Sunday 23 May 2010

Pentecost Sunday 23rd May 2010

Introduction

Welcome to the triumphant end of Easter season when we celebrate the descent of the Holy Spirit on the day of Pentecost also called Whitsunday.

We’ve just sung about becoming the place wherein the Holy Spirit makes his dwelling.

How can we understand this?

I’ve got an illustration.

Each one of us human beings is like a coffee pot.

We’re filled with so much goodness, love and patience to give out to others.
We give out and out and out - until we get empty. Then we find the difference between Christians and others.

What do you think that difference is?

Believers have found there's a lid on our coffee pot and a God willing to refill us, through it, with love, power and praise exactly when we’re empty and needy.
The 'lid' is faith and what gets poured in by the Spirit's power is 'grace'.
Our sin is linked to our self sufficiency, to our attempts to live in our own strength without the help of the Holy Spirit.

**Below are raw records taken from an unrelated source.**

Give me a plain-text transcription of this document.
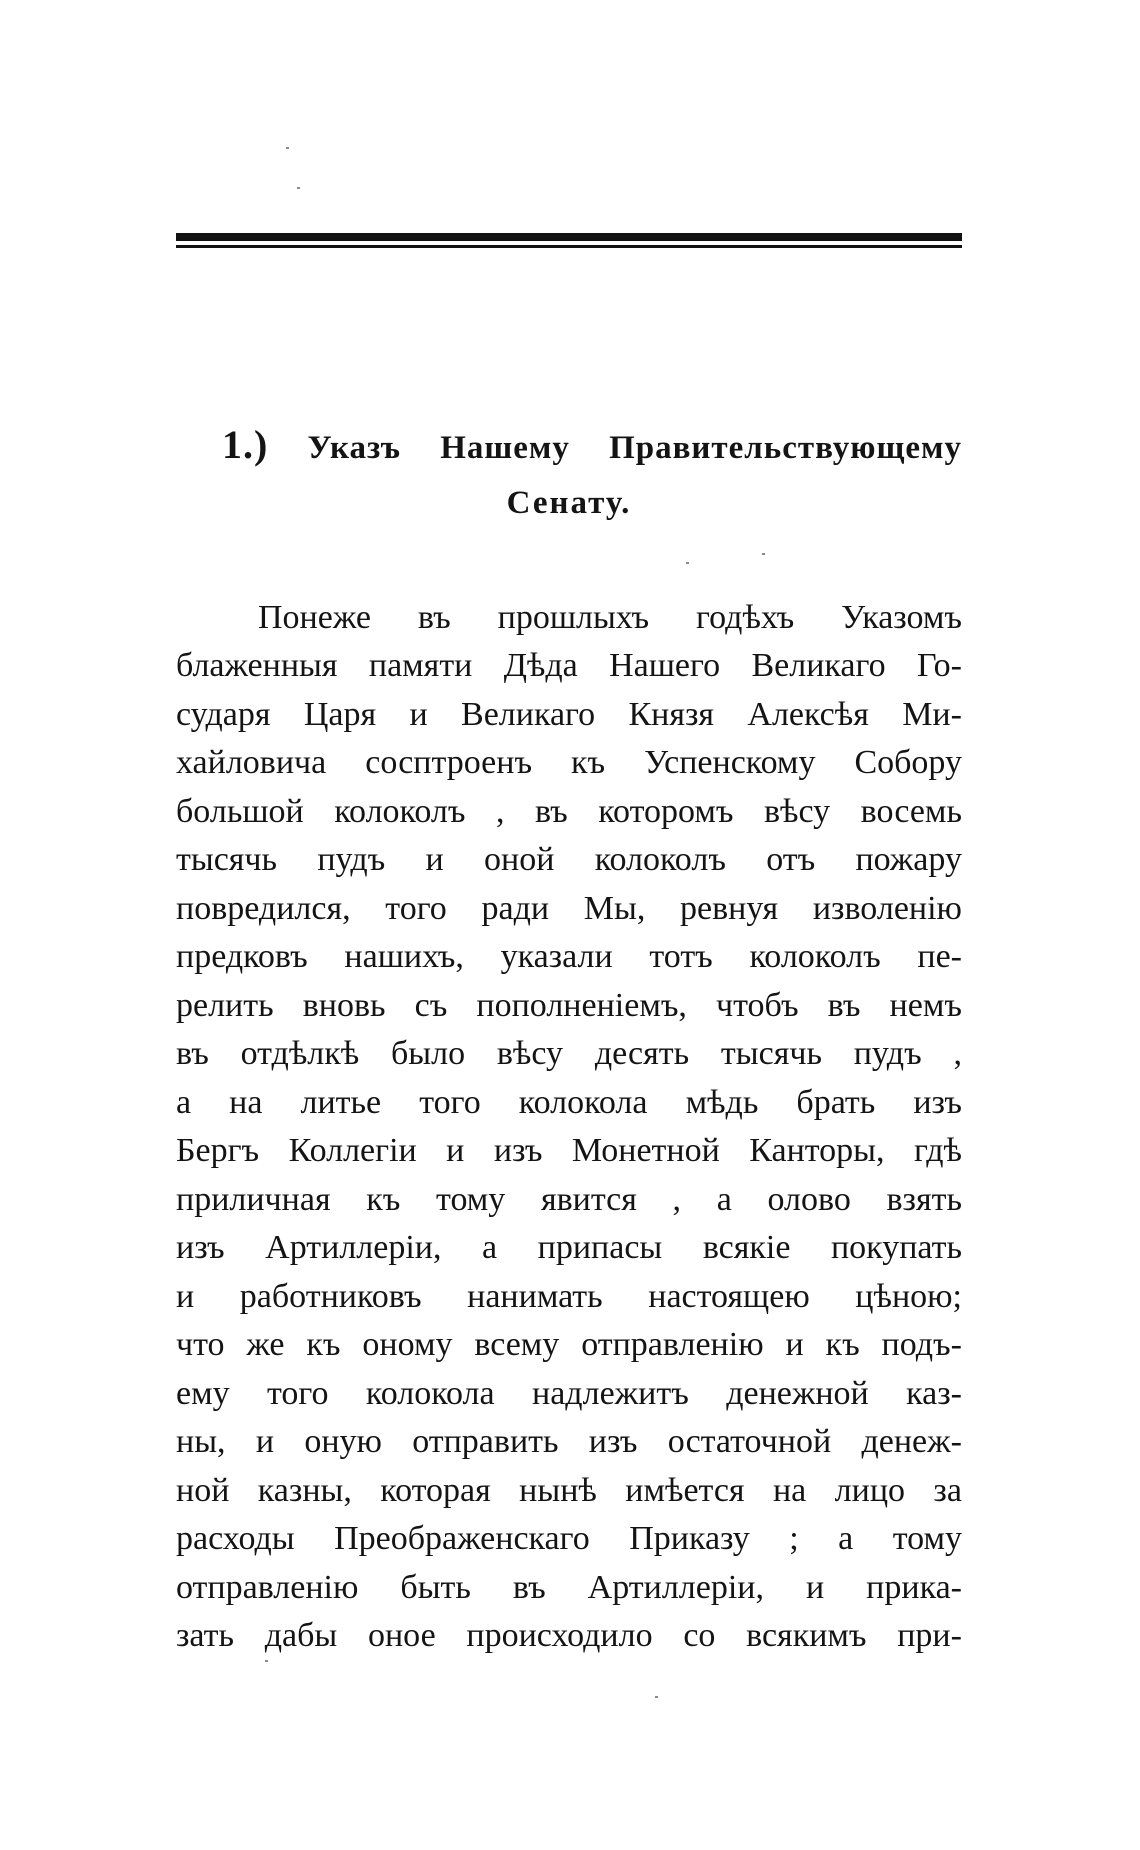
1.) Указъ Нашему Правительствующему
Сенату.
Понеже въ прошлыхъ годѣхъ Указомъ
блаженныя памяти Дѣда Нашего Великаго Го-
сударя Царя и Великаго Князя Алексѣя Ми-
хайловича сосптроенъ къ Успенскому Собору
большой колоколъ , въ которомъ вѣсу восемь
тысячь пудъ и оной колоколъ отъ пожару
повредился, того ради Мы, ревнуя изволенію
предковъ нашихъ, указали тотъ колоколъ пе-
релить вновь съ пополненіемъ, чтобъ въ немъ
въ отдѣлкѣ было вѣсу десять тысячь пудъ ,
а на литье того колокола мѣдь брать изъ
Бергъ Коллегіи и изъ Монетной Канторы, гдѣ
приличная къ тому явится , а олово взять
изъ Артиллеріи, а припасы всякіе покупать
и работниковъ нанимать настоящею цѣною;
что же къ оному всему отправленію и къ подъ-
ему того колокола надлежитъ денежной каз-
ны, и оную отправить изъ остаточной денеж-
ной казны, которая нынѣ имѣется на лицо за
расходы Преображенскаго Приказу ; а тому
отправленію быть въ Артиллеріи, и прика-
зать дабы оное происходило со всякимъ при-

Let’s read through the confession before we say it together and ask God’s forgiveness.

Homily

So what were the signs when the Holy Spirit first came down?

Rush of wind, tongues of fire, sense of filling, speaking in other languages.

Remember the coffee pot getting filled, opening up for a refill of love and empowerment when the going gets tough in life? It had been tough for the first disciples, but they prayed for the Spirit and the Spirit came.

We believe he comes in every act of Christian prayer but especially at the eucharist where he speaks through the bible and makes bread and wine our heavenly food.

The first Pentecost must have been quite a wild occasion, all that wind and fire and speaking in tongues. Elsewhere in the bible the Holy Spirit speaks more quietly. He is also a still, small voice.

In 1985 a Canon John Dorman I hardly knew wrote to me with to share how the Holy Spirit had laid on him to write from Guyana to ask me to consider running a theological college for Amerindian priests. It was a job for two single priests and married priests were not under consideration.

The problem was that though I was then in the Company of Mission Priests who take annual promises to stay single I had been praying about marriage! So it was with some reluctance that I came to see John Dorman’s letter as the voice of the Holy Spirit.

How could you see the hinterland of Guyana deprived of the sacraments because I wouldn’t leave my comfort zone! I needed to go. I went and as I went, in God’s loving kindness, I met Anne. She was at the USPG College of Ascension where Fr Allan Buik and I went to train before going to Guyana.

Though Anne was going to Argentina to serve in the diocesan office both the Bishop of Argentina and the then Bishop of Guyana agreed to our marriage which was celebrated on Pentecost Sunday 1988.

It was a great Pentecost Day. The whole village came to the celebration which began with the slaughter of a cow at dawn and cost me a bag of rice, sugar and flour! A Hindu business man I played squash with provided a plane to fly in our parents. The Holy Spirit was there working to smooth the logistics of marriage in the jungle!

I’m telling you all this because I know the Holy Spirit is the soul of the Church. He is all powerful. He also writes straight through crooked lines as Anne and I have discovered.

You know that our charitable giving is for our new Guyana link this Sunday and next – we use the orange envelopes for this. This is why I want to underline Pentecost as a Sunday which sets our eyes on the mission field. The fact that the Bishop of Guyana is visiting us in six weeks time is also relevant. We want to give him our collection personally. You can read about the new bishop and the mission of the church in Guyana by taking away a free copy of El Dorado from the back of church

Meanwhile the Holy Spirit is also filling lives around us here in Horsted Keynes. I wish more of us could have been here last Sunday night with Fr Martin when two teams ministered prayer and anointing to a group of folk who seemed to gain a real lift!

God is at work here – here and now. Let’s stand to acclaim him as we welcome the holy gospel.